From the earliest recorded Oklahoma history when Spanish Conquistador Francisco Vasquez de Coronado came through on his mission for Spain in the mid-1500s, leaving some of their treasure behind...
The tales of French fur trapping and trading posts in what was once the territory of Louisiana fifty years before America declared independence from England... Spain again, then Mexico, and finally the Republic of Texas... but that wasn't the end of the story.
Even after Texas agreed to statehood as part of the United States, the Lone Star State held a boundary deep into what became Oklahoma's iconic border.
Most people commonly know that the Oklahoma panhandle was originally part of Texas, but Texans surrendered it due to our nation's laws concerning slavery above 36°30′ latitude. There's a storied past with the panhandle too, from being its own territory to becoming public lands, then no man's land... That story is for another time.
Today's interesting tale of how Texas owned a bit of Oklahoma hits down in the Southwestern most corner of the state, and the story starts in 1819 when President Adams bargained a treaty to define the borders between US territory and Spain.

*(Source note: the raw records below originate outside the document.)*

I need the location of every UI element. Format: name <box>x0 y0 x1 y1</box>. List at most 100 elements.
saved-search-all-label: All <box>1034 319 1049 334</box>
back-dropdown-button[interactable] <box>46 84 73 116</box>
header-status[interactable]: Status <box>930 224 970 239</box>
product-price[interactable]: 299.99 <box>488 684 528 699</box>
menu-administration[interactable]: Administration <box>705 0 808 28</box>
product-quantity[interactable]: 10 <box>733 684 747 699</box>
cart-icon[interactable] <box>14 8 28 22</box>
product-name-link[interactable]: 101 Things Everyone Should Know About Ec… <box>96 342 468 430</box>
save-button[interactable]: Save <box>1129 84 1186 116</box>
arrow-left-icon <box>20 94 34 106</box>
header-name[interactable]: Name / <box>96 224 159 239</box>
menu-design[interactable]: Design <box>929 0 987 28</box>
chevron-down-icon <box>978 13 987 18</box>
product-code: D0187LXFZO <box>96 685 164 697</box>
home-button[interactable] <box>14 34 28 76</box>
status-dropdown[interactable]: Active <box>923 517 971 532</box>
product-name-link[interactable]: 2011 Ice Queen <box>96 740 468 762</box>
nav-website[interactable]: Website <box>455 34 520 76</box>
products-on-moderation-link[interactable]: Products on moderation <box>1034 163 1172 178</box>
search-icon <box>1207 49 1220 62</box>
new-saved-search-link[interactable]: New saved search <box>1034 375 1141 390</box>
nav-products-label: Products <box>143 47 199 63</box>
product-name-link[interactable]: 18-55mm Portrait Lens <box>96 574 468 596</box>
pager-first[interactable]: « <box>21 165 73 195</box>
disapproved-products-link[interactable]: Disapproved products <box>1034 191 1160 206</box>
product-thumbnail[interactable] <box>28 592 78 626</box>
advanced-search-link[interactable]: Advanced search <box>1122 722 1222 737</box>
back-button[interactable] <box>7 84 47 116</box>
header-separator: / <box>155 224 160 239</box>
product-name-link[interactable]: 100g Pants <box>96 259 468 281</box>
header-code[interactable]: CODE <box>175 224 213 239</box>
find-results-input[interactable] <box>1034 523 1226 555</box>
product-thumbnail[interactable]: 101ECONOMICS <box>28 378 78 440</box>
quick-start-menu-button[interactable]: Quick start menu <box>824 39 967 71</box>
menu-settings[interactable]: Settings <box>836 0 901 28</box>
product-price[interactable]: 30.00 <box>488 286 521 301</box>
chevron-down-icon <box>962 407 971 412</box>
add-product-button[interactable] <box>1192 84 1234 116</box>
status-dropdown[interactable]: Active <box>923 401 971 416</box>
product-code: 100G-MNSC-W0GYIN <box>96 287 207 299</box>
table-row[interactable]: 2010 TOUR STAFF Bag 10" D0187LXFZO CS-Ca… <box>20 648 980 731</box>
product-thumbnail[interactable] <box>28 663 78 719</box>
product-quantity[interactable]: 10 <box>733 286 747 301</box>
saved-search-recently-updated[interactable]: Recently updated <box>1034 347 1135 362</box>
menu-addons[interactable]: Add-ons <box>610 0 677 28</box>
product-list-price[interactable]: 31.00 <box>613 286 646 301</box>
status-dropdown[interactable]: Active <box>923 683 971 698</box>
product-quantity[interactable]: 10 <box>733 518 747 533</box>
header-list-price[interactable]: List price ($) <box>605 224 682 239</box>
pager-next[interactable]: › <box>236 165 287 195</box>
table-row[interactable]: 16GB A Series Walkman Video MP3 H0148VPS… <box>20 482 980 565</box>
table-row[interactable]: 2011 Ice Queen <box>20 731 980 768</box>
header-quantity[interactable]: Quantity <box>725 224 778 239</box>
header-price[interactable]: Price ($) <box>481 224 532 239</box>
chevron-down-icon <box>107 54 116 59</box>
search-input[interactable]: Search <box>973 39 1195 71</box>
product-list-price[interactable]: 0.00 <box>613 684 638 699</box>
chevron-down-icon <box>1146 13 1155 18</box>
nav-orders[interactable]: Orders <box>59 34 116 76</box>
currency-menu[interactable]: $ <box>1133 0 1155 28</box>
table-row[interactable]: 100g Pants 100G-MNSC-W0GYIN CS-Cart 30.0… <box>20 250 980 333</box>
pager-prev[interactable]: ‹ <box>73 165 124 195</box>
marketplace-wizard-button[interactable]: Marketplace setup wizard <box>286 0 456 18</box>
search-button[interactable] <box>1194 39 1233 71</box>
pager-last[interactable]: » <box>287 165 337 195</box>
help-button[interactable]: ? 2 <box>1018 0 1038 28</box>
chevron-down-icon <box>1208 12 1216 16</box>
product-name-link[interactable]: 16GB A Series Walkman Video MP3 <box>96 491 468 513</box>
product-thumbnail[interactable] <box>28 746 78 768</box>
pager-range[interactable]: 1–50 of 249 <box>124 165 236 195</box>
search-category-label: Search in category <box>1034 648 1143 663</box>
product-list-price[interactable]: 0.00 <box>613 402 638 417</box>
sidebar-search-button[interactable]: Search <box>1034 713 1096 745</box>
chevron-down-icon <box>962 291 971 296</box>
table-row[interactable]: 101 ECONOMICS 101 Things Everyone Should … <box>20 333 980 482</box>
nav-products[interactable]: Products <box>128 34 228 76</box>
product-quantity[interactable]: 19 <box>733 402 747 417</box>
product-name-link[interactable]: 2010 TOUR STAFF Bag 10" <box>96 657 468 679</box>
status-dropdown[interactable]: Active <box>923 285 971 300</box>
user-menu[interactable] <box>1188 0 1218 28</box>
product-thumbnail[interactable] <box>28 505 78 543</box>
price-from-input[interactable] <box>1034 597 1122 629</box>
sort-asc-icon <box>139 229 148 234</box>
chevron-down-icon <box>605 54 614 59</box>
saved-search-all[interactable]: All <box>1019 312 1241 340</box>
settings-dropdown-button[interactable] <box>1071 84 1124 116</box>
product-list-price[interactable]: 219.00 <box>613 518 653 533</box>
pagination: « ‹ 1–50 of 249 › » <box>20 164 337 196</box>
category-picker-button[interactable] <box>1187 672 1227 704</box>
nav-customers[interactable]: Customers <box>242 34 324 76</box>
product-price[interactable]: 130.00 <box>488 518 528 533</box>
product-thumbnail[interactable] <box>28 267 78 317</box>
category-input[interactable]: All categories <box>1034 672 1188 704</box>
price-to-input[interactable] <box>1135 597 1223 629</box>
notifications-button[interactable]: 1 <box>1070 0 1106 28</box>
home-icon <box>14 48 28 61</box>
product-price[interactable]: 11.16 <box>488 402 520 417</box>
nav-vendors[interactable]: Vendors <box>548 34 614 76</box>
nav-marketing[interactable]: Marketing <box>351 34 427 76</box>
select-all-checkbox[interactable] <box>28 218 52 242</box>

Even in the earliest days, the border that divided what would eventually be Texas and Oklahoma was always the Red River... but the further you go west, the less defined that border gets.
It's all about river forks.
If you follow a map, the Red River extends from the Gulf of Mexico up through Louisiana, across the Oklahoma/Texas border, on into the Texas Panhandle to a canyonland called Palo Duro Canyon. This is where the headwaters of the Red River technically start, but it's defined as the Prairie Dog Town Fork Red River... but there is another further down the river.
If you've ever driven down Highway 62 to Altus, you may have noticed a big river crossing just before you get there. That's the North Fork Red River, and it meanders from the southern border with Texas and extends north and arches to the west, providing the confusion between the US and Spain.
By the time the Adams-Otis Treaty defining this border was signed, Mexico had already won independence from Spain, but Mexico accepted the treaty equally in order to move on being their own recognized nation, keeping Spain's North Fork Red River border.
Even as Texas won its independence from Mexico, tried to be a republic on their own, and eventually accepted they couldn't do it without the US, that mistaken North Fork border stayed the same.
Welcome to Greer County, Texas.
Truth be told, nobody much cared about this 1.5million acre piece of land until the United States started planning the land runs into Oklahoma Territory, on our way to combining these lands with Indian Territory into a state. At least, that's what national celebrities like Will Rogers and Wiley Post were campaigning for.
The United States filed a lawsuit for these lands in 1886 and Texas fought it... but because Texas was now a state and part of the union and the US Adams-Otis Treaty originally had this border drawn, it only took a judge two months to decide the federal government had a case and ordered Texas to give back the land since it only belonged to Spain, Mexico, and subsequently Texas by a mistake in map reading.
When Oklahoma officially gained statehood in 1907, "Old Greer County" was divided up into Harmon, Greer, Jackson, and parts of Beckham County making for some interesting and unique Southwest Oklahoma family legacies.
There are families that live in our Southwest counties where different generations were born in the same houses, on the same piece of land, but in two different US states a generation or two apart... How's that for crazy family stories?